Obviously that’s not practical. It’s not good sense. It’s not L. A. City Fire Department’s way of doing business. If one district paid that assessment and the one next door did not, does that mean that district says, “You can’t use our resources over there?” We don’t operate that way. We service everybody. Anytime we’re called, we go. There really are no boundary lines.

Advertisement

Q. Can you explain the difference between benefit assessment, which is what the county has, and a special assessment district for paramedic services in outlying areas?

A. The benefit assessment that the county has is all-encompassing. Special assessment, and I’m not an expert, to me means you’ve taken a specific district within your boundaries and if that area is willing to pay, that would be a district assessment.

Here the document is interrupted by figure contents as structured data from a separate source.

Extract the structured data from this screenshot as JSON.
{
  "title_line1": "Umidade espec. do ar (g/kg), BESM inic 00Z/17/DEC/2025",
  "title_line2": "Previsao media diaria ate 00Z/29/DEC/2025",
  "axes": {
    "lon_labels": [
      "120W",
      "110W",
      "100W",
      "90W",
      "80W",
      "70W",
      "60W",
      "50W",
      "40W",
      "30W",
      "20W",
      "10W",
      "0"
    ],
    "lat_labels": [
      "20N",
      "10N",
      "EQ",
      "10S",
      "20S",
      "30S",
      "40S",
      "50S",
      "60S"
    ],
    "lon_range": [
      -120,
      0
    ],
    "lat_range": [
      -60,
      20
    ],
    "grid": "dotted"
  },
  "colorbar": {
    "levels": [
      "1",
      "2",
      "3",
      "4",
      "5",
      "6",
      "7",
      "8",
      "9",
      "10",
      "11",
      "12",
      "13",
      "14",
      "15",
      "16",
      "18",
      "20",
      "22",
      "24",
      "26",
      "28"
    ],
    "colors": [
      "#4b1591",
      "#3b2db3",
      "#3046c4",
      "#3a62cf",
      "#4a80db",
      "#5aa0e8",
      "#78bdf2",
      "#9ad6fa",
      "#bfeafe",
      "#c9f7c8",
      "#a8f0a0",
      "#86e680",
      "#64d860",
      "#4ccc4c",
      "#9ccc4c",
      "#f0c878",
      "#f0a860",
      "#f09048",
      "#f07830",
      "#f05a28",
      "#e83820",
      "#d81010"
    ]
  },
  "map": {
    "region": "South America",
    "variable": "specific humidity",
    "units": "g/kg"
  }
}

And that’s a term I know the commissioner used but isn’t something we ever addressed, and we again don’t feel that’s the way to go. If we’re going to do it, we do it for all and we provide the service and the assessment and everybody takes part in it.

They’ve never considered a special district assessment. I know that in talking with the chief, that’s not something he feels would be a wise thing to do. I think we’d get into territorial battles and again the well-to-do could afford it. Those who can’t, if you ask them for two more dollars, their budget is so tight two dollars would affect them. They wouldn’t be able to do it, and they wouldn’t vote for it because they couldn’t afford to. I don’t think it’s a good idea.